General characteristics
- Displacement: 226 tons
- Length: 100 ft 0 in (30.48 m)
- Beam: 24 ft 0 in (7.32 m)
- Draft: 4 ft 6 in (1.37 m)
- Depth of hold: 8 ft 0 in (2.44 m)
- Propulsion: steam engine; side wheel-propelled;
- Speed: 14 knots
- Complement: 21
- Armament: one 12-pounder howitzer

= USS Stepping Stones =

Gunboat of the United States Navy

USS Stepping Stones was a steamer purchased by the Union Navy during the early part of the American Civil War.

She was used by the Union Navy first as a dispatch boat, and also as a gunboat assigned to patrol Confederate waterways.
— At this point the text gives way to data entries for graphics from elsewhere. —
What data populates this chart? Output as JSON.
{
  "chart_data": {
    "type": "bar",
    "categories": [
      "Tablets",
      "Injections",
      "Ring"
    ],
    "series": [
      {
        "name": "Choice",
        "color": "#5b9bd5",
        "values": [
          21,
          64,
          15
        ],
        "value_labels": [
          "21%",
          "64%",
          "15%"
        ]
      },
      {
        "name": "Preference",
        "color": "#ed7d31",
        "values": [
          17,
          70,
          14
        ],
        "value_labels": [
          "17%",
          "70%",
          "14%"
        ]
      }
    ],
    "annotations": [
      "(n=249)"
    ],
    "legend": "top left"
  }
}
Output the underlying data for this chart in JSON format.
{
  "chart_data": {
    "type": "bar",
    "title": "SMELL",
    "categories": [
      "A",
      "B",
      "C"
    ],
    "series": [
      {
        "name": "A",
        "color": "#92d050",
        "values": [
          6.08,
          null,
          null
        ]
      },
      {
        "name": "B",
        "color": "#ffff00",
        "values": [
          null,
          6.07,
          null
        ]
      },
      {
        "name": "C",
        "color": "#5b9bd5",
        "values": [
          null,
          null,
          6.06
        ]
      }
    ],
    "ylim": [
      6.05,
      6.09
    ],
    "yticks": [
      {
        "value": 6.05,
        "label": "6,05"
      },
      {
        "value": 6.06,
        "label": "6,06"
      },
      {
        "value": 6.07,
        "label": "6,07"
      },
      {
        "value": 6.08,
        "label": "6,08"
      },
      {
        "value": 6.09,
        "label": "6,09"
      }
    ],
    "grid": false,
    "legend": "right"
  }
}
== Built in New York City in 1861 ==
Stepping Stones—a wooden ferryboat built at New York City in 1861—was purchased by the Navy at New York on 30 September 1861, and was commissioned on or before 21 October 1861.

== Civil War operations ==
=== Assigned Potomac River operations ===
The ferryboat departed New York City on 21 October, served briefly at Hampton Roads, Virginia, reached the Washington Navy Yard on 5 November, and was promptly placed in service as a dispatch boat in the Potomac Flotilla. These first few weeks of her service typified her fortunes throughout the Civil War.

Her services were wanted both in the Potomac Flotilla and in the North Atlantic Blockading Squadron for service along the west coast of the Chesapeake Bay and on the rivers—roughly parallel to the Potomac—which drain Tidewater Virginia. As a result, the ferry was shuttled between the two commands as ground operations ebbed and flowed over the Virginia farmlands which separated Washington, D.C., and Virginia.

When assigned to the North Atlantic Blockading Squadron, the ship was moved from the James, to the York, or to the Rappahannock River as demanded by the military situation ashore.

=== Operations on the James River in Virginia ===
Highlights of Stepping Stones service were the operations on the James in July 1862 to help protect General George B. McClellan's beleaguered army at Harrison's Landing.

During 1863 She was stationed in the Nansemond River and participated in the Siege of Suffolk (VA) undertaken by Longstreet's Corps. One notable event was rescuing, under heavy fire, of when that ship had been grounded and disabled during and engagement with an earth works near Suffolk, Virginia. Later, after running the same battery, she made two landings against the earth works; which fell in an assault by Union Army units supported by the Stepping Stones' boat howitzers. Also notable is her participation in a mid-April 1864 Army-Navy expedition up the Nansemond River.

In May 1864, she became part of a torpedo sweeping (mine sweeping) and patrol force on the James.

=== Capturing Confederate blockade runners ===
On 9 November, she captured two blockade-running sloops, Reliance and Little Elmer, in Mobjack Bay.

In March 1865, less than a month before Robert E. Lee surrendered, Stepping Stones was in a naval expedition up Mattox Creek to Colonial Beach, Virginia, where the Union ships attacked a supply base for Confederate guerrillas operating on the peninsula between that river and the Potomac River.

== Post-war decommissioning, sale and subsequent civilian career ==
After the war ended, Stepping Stones was decommissioned at the Washington Navy Yard on 23 June 1865 and was sold on 12 July 1865 to W. D. Wallach. Redocumented as Cambridge on 27 July 1865, the steamer was reduced to a barge on 2 August 1871 and soon disappeared from maritime records.